Please forgive the general nature of this question, but I am struggling to find good advice on how to handle this problem.
Assume I have two SQL tables, as follows:
Employees: id, name, department_id
1, 'John', 1
2, 'Mary', 3
3, 'Cathy', 2
4, 'Karen', 1
Departments: id, name
1, 'Sales'
2, 'Admin'
3, 'Shop floor'
When I create a new employee, I would like to allow the user of the application to leave the department blank to begin with. But when I create the database record, I obviously have to supply a
department_id foreign key value. At the moment, I am using
-1, which can never be a legal foreign key.
My problem comes when trying to write the SQL to retrieve all the unique employees with no duplicates.
If I simply use...
SELECT e.id, e.name, d.department FROM Employees e INNER JOIN Departments d ON e.department_id = d.id;
...then I don't get any of the new employees (i.e. the ones who have not yet been assigned a department). This means the user of the application can't access these new employees and put them in a department.
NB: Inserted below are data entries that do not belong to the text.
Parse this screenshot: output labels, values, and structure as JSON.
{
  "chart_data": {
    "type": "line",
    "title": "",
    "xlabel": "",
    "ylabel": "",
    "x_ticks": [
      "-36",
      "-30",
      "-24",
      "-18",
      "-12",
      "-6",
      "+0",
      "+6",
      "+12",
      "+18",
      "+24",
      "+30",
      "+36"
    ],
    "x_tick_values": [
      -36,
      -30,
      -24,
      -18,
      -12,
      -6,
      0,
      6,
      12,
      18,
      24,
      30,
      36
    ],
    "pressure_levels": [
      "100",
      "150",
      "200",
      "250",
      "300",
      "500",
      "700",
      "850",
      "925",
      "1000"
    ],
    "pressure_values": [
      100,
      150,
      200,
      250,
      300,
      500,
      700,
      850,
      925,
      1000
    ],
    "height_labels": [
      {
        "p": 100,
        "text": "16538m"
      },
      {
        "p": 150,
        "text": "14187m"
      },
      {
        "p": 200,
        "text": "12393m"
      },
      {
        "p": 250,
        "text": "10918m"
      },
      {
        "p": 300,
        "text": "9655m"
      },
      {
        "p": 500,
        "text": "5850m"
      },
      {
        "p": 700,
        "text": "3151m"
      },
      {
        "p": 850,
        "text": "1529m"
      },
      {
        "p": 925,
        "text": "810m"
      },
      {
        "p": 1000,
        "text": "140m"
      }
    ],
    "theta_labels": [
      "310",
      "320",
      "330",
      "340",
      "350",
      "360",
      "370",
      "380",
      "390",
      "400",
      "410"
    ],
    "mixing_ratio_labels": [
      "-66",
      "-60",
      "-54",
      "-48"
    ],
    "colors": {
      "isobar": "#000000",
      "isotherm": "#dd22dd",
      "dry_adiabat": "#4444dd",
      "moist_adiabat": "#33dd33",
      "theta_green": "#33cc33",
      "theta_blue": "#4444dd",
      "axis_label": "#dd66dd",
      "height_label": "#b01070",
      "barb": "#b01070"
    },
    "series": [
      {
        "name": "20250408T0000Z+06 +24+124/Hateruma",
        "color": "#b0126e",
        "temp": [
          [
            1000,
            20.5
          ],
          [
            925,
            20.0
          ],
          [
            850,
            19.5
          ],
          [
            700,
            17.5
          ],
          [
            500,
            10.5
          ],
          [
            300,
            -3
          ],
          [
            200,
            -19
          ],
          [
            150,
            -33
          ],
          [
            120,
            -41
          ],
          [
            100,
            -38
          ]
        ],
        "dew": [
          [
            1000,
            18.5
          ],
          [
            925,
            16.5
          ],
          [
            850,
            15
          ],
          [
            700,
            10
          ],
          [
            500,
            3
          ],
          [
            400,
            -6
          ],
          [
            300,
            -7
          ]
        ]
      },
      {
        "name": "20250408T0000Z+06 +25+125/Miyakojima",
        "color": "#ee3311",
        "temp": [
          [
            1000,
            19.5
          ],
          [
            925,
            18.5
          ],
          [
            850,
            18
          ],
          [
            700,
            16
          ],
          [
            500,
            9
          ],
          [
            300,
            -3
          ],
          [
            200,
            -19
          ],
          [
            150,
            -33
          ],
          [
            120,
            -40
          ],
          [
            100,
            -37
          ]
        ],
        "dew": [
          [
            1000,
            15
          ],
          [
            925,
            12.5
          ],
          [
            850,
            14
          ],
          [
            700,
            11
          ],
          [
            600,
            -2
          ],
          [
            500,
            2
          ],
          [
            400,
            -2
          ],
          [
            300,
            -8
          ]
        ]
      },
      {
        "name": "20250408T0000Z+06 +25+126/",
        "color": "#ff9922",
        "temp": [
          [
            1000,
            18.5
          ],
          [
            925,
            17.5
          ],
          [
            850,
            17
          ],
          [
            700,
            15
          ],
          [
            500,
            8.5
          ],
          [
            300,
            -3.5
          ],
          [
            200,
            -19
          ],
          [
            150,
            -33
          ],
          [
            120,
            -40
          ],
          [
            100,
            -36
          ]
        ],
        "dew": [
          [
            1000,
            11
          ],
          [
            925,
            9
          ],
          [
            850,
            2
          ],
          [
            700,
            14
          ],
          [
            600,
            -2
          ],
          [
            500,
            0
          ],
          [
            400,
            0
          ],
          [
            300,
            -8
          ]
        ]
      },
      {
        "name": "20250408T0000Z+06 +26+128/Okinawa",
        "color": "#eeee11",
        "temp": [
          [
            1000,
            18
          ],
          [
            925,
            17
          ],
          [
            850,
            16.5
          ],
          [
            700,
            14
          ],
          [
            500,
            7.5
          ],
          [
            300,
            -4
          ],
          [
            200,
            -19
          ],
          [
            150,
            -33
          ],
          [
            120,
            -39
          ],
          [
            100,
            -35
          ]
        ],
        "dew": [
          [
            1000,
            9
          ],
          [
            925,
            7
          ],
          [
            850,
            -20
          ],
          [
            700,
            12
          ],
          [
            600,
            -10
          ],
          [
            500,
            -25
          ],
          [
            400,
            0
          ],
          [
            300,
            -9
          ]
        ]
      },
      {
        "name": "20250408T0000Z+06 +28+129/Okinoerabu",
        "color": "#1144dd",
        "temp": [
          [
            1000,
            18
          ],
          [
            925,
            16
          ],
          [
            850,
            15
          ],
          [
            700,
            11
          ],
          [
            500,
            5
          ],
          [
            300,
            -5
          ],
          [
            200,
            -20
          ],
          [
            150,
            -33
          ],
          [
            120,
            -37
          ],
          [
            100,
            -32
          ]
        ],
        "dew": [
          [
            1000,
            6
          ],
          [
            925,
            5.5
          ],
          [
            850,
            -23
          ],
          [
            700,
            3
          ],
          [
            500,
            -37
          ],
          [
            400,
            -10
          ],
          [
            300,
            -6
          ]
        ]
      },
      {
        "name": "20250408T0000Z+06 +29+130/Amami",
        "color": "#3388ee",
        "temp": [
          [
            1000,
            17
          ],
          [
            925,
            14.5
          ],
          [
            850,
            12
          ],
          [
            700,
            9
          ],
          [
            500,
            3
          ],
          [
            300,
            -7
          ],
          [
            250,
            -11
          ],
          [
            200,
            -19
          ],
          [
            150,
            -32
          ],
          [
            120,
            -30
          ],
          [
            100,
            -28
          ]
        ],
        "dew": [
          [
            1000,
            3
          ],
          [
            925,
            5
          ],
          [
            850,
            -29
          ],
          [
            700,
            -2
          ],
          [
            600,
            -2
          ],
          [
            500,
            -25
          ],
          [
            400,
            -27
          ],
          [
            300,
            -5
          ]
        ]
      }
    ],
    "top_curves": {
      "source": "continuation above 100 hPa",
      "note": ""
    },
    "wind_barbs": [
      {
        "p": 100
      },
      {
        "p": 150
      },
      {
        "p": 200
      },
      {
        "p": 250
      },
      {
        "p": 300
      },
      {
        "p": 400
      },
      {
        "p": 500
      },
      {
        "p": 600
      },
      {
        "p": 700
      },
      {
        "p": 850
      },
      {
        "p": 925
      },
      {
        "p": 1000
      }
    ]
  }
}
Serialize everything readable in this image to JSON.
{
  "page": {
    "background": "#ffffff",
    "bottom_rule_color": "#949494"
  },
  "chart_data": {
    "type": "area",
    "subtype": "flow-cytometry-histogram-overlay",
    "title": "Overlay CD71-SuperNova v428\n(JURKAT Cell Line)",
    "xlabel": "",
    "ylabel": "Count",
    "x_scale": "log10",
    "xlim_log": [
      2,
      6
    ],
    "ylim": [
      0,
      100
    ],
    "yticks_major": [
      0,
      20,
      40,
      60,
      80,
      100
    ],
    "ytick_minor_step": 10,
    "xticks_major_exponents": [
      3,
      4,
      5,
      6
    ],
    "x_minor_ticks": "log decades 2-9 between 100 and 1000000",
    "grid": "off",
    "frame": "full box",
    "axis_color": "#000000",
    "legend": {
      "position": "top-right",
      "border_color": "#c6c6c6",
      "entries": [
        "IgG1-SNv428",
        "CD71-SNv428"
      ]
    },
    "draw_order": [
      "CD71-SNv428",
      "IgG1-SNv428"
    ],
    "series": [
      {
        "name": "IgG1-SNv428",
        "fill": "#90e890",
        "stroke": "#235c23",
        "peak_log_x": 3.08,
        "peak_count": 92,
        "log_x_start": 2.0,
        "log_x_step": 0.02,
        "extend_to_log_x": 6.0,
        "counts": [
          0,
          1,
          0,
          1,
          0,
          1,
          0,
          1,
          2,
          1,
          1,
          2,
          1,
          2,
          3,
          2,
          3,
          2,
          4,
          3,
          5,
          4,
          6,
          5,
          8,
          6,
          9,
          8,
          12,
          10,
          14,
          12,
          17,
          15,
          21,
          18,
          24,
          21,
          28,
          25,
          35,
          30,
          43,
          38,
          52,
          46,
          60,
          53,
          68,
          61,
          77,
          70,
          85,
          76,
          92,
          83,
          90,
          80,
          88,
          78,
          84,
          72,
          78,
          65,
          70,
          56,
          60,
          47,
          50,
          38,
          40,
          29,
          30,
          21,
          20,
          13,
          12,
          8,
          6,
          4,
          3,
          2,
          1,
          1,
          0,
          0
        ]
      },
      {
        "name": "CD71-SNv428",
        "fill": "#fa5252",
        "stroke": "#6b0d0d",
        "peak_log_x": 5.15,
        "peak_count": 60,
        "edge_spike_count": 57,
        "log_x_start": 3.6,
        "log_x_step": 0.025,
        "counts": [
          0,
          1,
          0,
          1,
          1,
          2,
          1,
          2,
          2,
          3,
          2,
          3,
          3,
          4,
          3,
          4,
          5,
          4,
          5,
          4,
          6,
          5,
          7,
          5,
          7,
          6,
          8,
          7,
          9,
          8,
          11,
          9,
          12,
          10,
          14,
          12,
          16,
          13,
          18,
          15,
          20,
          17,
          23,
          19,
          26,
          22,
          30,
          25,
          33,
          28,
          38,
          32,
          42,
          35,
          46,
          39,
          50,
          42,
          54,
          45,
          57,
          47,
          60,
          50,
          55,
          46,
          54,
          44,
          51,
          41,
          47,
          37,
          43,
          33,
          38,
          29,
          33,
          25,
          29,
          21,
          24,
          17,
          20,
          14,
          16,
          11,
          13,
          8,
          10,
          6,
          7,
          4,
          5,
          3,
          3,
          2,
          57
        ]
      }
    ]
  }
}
If on the other hand, I use...
SELECT e.id, e.name, d.department FROM Employees e INNER JOIN Departments d ON e.department_id = d.id OR e.department_id = -1;
...I get lots of duplicate records because every employee with no department is included in the result once for each department.
I would really appreciate some advice on how best to tackle this.
What I have tried:
I have tried adding a dummy department as the first record and assigning new employees to that, but then I have to filter this out from the UI when I am doing things like presenting a list of departments, which seems less than ideal.